Disons les choses très clairement : avec sa récente sortie relative à « l’affaire Audin », exhumée opportunément d’un des nombreux placards à cadavres que réserve l’Histoire, le Président (qui est déjà passé à un autre sujet) a été en même temps imprudent, maladroit, ignorant et probablement fort mal inspiré de réveiller comme il l’a fait de bien dangereux fantômes qu’il n’a pas la capacité de maîtriser.
A l’image de Warren, l’ami du héros dont l’écrivain passionné de littérature fantastique Howard Philip Lovecraft relate l’aventure dans son extraordinaire nouvelle intitulée Le Testament de Randolph Carter, M. Macron, qui vient de réveiller les monstrueuses créatures enfermées dans un caveau scellé, pourrait bien s’entendre dire par une voix épouvantable de remettre la dalle en place et de s’enfuir au plus vite.
Je ne sais si M. Macron a préalablement pris la précaution élémentaire de lire, entre autres, l'ouvrage de référence sur l'Histoire de la Guerre d'Algérie écrit par Alistair Horne (qui est à l'étude de ce conflit ce que fut Antony Beevor à propos de la Guerre d'Espagne). Je ne le pense pas, ce qui est très regrettable. L'eût-il fait qu'il est probable qu'il nous eût épargné pareille entrée en matière dans un domaine historique explosif dont il est manifeste qu'il ignore tout ou à tout le moins beaucoup de choses, sauf cynisme assumé, ce qui relèverait alors d'un procédé inadmissible (cf. ses propos sur la colonisation en Algérie).
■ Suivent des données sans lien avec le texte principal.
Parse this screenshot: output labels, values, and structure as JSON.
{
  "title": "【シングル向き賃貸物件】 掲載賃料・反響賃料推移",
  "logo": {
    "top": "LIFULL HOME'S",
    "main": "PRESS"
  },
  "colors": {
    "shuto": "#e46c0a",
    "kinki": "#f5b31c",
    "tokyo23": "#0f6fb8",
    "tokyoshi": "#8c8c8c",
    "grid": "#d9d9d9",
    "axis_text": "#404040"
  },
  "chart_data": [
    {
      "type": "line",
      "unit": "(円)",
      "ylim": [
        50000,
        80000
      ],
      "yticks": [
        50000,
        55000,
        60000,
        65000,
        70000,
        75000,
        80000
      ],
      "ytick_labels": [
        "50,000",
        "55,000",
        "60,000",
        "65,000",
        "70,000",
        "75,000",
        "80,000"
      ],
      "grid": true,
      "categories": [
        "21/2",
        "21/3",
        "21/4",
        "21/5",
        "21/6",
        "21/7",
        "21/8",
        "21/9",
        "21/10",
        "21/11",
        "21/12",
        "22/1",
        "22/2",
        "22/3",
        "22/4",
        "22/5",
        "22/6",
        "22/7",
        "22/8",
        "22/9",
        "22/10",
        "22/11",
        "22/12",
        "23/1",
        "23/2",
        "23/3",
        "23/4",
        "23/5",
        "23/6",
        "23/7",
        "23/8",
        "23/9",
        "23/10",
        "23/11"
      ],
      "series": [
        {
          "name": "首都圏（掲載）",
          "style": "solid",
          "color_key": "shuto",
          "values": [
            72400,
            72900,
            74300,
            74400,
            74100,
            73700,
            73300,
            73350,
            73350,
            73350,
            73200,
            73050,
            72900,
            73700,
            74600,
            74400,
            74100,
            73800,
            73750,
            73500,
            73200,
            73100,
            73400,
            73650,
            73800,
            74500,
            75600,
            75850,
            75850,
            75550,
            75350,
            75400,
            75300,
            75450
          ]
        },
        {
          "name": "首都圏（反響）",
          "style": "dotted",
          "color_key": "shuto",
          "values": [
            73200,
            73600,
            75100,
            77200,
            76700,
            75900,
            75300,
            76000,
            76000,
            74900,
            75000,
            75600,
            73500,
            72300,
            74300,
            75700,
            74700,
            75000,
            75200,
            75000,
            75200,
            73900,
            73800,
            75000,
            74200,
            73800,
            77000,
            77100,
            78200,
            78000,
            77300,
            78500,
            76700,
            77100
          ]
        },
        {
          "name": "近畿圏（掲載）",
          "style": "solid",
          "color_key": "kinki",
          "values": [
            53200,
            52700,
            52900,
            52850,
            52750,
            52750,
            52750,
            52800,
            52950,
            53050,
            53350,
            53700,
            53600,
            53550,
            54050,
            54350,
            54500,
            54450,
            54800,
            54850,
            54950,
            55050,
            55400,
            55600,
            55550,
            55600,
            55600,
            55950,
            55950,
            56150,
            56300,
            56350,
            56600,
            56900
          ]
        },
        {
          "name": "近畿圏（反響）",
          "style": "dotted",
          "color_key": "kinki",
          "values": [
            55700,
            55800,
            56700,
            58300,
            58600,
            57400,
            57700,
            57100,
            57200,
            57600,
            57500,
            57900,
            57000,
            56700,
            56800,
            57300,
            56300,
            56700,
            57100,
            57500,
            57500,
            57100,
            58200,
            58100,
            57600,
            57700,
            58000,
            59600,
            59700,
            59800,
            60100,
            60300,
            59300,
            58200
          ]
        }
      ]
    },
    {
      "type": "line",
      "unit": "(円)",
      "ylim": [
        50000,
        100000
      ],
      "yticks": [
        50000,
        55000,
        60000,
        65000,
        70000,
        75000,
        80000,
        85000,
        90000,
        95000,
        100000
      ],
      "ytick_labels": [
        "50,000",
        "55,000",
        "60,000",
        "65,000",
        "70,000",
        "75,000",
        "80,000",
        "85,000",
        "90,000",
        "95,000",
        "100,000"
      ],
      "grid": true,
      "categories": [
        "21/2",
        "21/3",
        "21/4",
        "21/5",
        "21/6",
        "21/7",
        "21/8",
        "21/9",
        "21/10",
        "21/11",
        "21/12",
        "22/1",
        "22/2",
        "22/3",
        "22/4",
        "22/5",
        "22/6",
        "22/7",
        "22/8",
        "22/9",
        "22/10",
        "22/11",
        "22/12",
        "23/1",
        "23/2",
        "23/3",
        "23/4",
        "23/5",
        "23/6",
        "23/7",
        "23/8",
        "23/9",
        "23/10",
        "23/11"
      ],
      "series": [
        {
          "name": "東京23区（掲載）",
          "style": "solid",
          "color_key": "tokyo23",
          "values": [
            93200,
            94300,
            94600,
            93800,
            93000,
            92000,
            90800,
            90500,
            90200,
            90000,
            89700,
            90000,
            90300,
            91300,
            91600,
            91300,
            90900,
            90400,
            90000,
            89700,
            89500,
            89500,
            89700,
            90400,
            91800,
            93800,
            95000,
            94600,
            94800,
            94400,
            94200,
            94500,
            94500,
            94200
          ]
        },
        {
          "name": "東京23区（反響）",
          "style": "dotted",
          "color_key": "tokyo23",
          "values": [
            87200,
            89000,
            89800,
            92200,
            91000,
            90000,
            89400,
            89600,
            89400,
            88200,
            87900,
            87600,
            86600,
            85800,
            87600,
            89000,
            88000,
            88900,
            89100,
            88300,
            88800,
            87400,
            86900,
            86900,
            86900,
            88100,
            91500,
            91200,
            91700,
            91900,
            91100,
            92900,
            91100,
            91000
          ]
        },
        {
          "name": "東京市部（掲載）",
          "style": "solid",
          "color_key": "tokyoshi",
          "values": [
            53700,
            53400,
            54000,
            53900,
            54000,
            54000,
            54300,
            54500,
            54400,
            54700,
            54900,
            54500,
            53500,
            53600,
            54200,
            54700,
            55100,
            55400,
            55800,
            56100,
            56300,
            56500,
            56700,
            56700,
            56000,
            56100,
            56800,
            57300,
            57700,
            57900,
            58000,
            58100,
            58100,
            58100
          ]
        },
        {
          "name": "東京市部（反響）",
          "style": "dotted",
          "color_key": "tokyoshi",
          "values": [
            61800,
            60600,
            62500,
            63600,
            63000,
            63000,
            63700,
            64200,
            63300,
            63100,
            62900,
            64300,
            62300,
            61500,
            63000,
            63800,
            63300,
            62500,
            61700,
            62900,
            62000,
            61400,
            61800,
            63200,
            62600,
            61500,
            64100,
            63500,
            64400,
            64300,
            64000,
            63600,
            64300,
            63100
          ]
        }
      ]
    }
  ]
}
Il faut en effet être de taille - qualité dont est dépourvu l'intéressé -, pour prétendre régenter les événements historiques et en donner une lecture a posteriori qui soit différente de celle d'historiens tels que Pierre Vidal-Naquet, auteur précisément de L'Affaire Audin (1958) ou de La Torture dans la République (1972), Benjamin Stora, Gilbert Meynier, Mohammed Harbi, auteur de Le FLN, mirage et réalité (1980) par exemple, Charles-Robert Ageron, ou encore Guy Pervillé, surtout lorsque ces événements entrepris par un amateur beaucoup trop jeune pour les avoir vécus ou en avoir entendu parler dans sa jeunesse (M. Macron est né en 1977) risquent de réveiller chez des gens qui en souffrent encore et qui ont la mémoire longue des douleurs et des blessures mal cicatrisées auxquelles l’absence de maturité et de recul de M. Macron devraient interdire de toucher, à moins de faire preuve d’une prudence et d’une délicatesse extrêmes dont tout enjeu politique, recours à un écran de fumée ou manoeuvre de diversion de l'opinion publique, devraient être impérativement exclus, sauf à vouloir jouer au pyromane ou au boutefeu.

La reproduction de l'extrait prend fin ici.